General comments:
-Too much amending makes the pot a compost pile. Different organisms thrive in each different environment.
-Assuming soil is properly constructed, if the soil simply cannot keep up, it implies the amendments are not composted and available for the plant.
-A tea is appropriate for instant feeding in organics. I prefer a simple compost wash, but teas are all the rage these days.
Specific comments
If your issue is soil with accumulating amendments that have not composted properly, it means the life in your soil is not active enough.
It is not keeping up with the plants needs.
A Compost wash carries all the organisms necessary to boost activity in the soil and get nutrient flows restarted in the soil food web.
Some bacteria only live an hour or so, and successive generations can accumulate in hours if the conditions are right.
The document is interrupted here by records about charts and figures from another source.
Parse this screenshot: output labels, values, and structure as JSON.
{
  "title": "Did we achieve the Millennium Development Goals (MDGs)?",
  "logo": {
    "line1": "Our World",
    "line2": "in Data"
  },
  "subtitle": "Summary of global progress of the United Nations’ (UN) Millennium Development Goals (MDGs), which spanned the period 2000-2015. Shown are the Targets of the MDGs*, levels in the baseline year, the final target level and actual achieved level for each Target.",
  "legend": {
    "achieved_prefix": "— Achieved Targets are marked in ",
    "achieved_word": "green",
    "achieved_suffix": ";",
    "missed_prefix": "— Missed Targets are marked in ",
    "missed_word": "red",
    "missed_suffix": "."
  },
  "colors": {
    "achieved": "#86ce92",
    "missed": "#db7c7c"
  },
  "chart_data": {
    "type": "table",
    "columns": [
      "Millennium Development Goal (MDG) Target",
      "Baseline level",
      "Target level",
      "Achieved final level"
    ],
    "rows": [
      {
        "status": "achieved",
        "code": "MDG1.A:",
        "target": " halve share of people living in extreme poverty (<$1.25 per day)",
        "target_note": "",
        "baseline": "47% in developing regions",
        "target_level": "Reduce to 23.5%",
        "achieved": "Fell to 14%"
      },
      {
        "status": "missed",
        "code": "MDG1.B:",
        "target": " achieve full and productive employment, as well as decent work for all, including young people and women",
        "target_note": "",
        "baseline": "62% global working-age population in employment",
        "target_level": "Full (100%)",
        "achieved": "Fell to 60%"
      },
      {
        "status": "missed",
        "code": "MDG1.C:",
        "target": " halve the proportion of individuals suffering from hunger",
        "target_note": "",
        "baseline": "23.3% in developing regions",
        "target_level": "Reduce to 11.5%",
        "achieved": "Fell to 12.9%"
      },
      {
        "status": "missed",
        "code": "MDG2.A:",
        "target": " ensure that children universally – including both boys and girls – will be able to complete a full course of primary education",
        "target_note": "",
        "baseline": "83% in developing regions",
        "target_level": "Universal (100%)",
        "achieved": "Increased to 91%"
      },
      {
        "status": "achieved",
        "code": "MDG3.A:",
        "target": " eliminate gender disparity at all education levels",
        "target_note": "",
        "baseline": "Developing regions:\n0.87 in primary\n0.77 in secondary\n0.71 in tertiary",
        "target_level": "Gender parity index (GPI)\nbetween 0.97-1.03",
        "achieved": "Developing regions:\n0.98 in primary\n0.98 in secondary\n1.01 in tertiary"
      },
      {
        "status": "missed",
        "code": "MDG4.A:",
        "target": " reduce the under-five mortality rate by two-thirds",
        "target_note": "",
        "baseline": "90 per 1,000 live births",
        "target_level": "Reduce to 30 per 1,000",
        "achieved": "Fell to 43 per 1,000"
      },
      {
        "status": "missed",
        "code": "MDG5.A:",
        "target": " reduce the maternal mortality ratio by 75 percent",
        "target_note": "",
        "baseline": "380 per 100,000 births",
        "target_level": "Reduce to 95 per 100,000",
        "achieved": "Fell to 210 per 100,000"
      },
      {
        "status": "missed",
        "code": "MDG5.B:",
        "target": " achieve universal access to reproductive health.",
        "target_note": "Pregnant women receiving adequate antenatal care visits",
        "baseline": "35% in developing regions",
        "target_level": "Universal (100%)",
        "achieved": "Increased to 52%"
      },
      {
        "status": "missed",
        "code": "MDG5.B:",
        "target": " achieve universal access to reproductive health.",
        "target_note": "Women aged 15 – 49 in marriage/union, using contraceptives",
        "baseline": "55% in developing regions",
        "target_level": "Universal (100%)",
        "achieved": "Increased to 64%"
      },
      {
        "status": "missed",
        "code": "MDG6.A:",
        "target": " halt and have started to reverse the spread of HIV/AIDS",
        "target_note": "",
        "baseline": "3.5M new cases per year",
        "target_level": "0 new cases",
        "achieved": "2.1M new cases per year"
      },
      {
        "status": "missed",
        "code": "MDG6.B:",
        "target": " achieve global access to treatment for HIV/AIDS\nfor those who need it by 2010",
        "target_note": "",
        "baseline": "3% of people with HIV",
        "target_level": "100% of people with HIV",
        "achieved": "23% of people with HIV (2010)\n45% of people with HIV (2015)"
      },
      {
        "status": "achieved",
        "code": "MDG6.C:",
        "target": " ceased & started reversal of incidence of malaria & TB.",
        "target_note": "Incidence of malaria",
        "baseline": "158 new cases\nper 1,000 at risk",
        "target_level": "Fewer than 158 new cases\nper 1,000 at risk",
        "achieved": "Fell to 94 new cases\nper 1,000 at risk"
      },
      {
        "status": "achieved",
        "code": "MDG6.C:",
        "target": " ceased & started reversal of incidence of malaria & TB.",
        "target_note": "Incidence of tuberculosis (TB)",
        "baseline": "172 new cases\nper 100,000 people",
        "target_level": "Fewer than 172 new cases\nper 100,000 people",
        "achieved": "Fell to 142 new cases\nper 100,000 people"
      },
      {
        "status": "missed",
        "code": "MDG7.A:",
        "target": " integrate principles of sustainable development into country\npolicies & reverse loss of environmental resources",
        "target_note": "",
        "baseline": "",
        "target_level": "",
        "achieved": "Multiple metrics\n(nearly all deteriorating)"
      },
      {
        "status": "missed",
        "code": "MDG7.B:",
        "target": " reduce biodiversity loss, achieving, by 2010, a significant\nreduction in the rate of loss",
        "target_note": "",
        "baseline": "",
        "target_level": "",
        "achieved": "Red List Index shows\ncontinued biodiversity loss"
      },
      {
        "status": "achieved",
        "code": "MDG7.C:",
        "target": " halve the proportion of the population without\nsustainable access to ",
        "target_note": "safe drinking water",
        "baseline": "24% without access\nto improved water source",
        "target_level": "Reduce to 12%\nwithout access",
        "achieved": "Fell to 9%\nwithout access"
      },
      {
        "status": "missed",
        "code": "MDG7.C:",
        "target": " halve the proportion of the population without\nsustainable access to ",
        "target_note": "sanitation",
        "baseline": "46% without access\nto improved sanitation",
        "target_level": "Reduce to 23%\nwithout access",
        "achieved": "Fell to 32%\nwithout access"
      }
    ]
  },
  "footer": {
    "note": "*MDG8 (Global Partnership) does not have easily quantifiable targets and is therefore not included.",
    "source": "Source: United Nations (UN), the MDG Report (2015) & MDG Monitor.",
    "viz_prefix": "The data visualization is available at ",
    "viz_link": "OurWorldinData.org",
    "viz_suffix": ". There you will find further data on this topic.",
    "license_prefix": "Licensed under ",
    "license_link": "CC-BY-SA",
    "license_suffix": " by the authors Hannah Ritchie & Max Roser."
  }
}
A balance between fungal life and bacterial life is also crucial in stuttering plants, the Glomus species of fungus expands the effectiveness of the root system, and provides nutrients directly from bacterial sources to the plant.
In addition to the compost wash, I would make a tea with a fungal supplement containing the widest spread of fungal spores and bacteria I could find. (I use Blue Planet nutrients Rhizo mix because I have some on hand)
This should begin acting almost immediately, and in a day or so results should be visible.
However.....
if there is a pile of amendments on the surface, they will now begin composting, and slight tip burning might be seen.
Depending upon how many amendments are left to compost, will decide how long you see tip burn.
In the future, compost the pot of soil for a month before use, by applying a tea and fungal supplement and keep pot moist.